I didn’t go to parties very often and invariably felt out of place. In the social hellscape of high school, I was a fringe dweller. When I wasn’t lurking in the library, I bounced between groups without belonging anywhere. I was tolerated by the ‘alternatives’, a group adjacent to but distinct from the popular, sporty kids. The lead ‘alternative’ boy found me entertainingly odd, and I was, occasionally, invited to his parties.
On entering the house, from which the host’s parents were conveniently absent, my first thought, accompanied by clenching inadequacy, was, when did everyone start drinking without me, and why did nobody tell me?
Getting drunk had never appealed to me. I’d had enough experience by proxy, and it wasn’t something I associated with fun. But I felt left out, all the same.
Corey Hart’s ‘Sunglasses At Night’ was playing, along with Duran Duran’s ‘Wild Boys’. Both tracks were on bestselling compilations, CHOOSE 1985 and 1985 COMES ALIVE, which I owned on cassette tape. The dark, minor-chord tone of mid-1980s electropop, enhanced by several Bundy & Cokes and my imagination, transformed an unexceptional scene of teenage drunkenness into something degenerate and sinister. I was that innocent, even without any parentally imposed religion.
(My younger brother was more worldly. In his teenage party years, he used our middle brother’s ID as a matter of course. Our brother, who has an intellectual disability, did not frequent Coles Liquorland.)
I was so socially gormless that I didn’t know you were supposed to bring your own drinks to a party. Anyway, I was underage. How was I even supposed to buy the stuff? All my mother kept in the house was sherry, in a twee wooden barrel on top of the fridge, and a cask of Coolabah Moselle or Riesling in the fridge. My father, a beer and spirits man, didn’t drink wine, although he occasionally drained off the sherry in times of need.
I have no recollection of how soon after that party I began to write The Inheritors. It opens with a party, but instead of a suburban house, the teenagers are in a dingy, utilitarian residential unit. In the aftermath of nuclear Armageddon—because I was writing in the mid-1980s—the survivor community was fragmented and traumatised, and parents were notably absent. Instead, black-suited enforcers dropped by to hand out drugs and make sure everyone was having the right kind of fun. Nobody was playing ‘Sunglasses at Night’ on a cassette deck; in the original version of The Inheritors, there was no music. Instead of Bundy and Coke, the kids drank ‘synthanol’, because everything in their world was ersatz and nasty, a weak imitation of what had been destroyed.
The first draft was by hand, on lined foolscap paper, which I kept in an old school folder. I wrote first thing in the morning, in the evening and on the weekend, around homework and music classes. One party had given me enough to go on, a whole novel. A little experience went a long way in my overpowered, hungry imagination.
During my last two years of school, the stress of exams and the emotional turmoil of home, I inhabited a parallel universe of my own making. Often, it seemed more real.
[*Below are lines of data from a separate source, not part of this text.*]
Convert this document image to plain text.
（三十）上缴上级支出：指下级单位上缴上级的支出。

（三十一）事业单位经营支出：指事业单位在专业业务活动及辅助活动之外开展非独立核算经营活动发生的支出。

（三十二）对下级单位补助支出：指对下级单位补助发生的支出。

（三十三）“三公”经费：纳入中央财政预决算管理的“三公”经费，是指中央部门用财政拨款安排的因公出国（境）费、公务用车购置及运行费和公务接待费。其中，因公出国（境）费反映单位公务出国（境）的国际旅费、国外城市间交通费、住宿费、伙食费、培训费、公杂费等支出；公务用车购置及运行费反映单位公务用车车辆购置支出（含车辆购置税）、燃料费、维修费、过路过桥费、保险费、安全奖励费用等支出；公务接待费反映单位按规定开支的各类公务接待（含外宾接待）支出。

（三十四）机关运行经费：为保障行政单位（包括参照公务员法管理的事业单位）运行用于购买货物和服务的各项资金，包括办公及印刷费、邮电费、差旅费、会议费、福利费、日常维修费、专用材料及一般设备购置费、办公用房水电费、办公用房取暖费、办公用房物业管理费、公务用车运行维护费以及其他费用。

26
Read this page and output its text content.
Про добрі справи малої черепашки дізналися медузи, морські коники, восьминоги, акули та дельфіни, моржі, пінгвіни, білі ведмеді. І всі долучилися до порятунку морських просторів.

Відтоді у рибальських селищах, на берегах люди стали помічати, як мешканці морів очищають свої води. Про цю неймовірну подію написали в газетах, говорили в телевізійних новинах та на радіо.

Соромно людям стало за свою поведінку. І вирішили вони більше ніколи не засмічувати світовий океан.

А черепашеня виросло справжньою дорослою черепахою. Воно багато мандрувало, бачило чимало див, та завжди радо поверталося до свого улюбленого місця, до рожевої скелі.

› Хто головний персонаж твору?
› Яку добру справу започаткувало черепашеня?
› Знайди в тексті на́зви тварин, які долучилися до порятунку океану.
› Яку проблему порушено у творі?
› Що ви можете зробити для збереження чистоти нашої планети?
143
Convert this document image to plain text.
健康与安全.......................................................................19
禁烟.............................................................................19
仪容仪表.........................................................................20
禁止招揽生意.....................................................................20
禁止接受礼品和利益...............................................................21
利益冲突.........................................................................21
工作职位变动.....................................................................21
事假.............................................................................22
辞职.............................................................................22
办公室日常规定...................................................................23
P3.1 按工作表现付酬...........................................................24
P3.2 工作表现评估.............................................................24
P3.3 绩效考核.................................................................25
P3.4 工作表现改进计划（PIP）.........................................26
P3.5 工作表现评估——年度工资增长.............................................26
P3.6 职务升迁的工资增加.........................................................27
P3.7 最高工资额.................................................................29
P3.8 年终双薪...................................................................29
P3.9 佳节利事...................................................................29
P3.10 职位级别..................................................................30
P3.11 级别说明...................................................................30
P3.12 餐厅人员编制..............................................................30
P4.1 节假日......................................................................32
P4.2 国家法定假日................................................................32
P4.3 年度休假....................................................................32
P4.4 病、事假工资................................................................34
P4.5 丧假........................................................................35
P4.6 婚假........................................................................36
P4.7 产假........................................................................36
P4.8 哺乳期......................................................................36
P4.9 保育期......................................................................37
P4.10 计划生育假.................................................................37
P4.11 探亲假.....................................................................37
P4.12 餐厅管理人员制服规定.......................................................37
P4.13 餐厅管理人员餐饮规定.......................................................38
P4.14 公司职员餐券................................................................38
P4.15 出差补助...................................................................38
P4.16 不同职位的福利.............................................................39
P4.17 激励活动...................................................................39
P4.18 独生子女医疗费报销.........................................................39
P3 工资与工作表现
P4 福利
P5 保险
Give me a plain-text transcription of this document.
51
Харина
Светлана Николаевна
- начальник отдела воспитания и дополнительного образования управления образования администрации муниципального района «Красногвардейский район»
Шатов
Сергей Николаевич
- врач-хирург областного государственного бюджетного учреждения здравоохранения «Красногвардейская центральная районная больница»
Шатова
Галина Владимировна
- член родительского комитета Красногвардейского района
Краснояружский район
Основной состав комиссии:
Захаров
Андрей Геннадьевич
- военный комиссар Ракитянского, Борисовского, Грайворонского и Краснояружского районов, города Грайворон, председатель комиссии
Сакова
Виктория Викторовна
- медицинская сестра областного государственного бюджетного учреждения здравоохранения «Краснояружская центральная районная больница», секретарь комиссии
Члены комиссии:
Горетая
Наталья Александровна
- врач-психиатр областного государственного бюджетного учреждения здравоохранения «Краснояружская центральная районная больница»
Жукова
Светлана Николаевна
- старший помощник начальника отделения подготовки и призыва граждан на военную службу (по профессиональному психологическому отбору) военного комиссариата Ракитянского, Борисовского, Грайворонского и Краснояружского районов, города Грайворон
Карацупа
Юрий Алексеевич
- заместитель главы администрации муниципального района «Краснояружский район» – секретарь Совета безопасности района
Creative writing was not part of the English curriculum at this time, and I never announced to any of my English teachers that I wrote.
I typed up the final MS on my manual typewriter—I was very fast with two fingers—and posted it to various publishers. The answer was negative, but they all replied. I still have the sheaf of typewritten and signed letters.
A friend of the family found a small ad in the newsletter of a Victorian writers’ group. The University of Queensland Press had just started up a Young Adult fiction list, the first in Australia, and were looking for authors.
By the time the editor got back to me to express interest, I’d already changed the ending. The new, correct, ending had revealed itself to me out of nowhere, without any head-scratching or brain-wringing. Subconsciously I must’ve known the first ending wasn’t quite right, and this knowledge had worried away at some deeper level until the problem resolved itself. I went from not knowing to knowing in an instant. Such moments of creative magic confirmed that writing was my life’s purpose, quite aside from the issue of being paid.
I can’t remember the original ending, but the new one was dark and ambiguous, taking the novel to a whole deeper level of serious. Even though I was ‘only’ writing YA fiction, I still aspired to be serious.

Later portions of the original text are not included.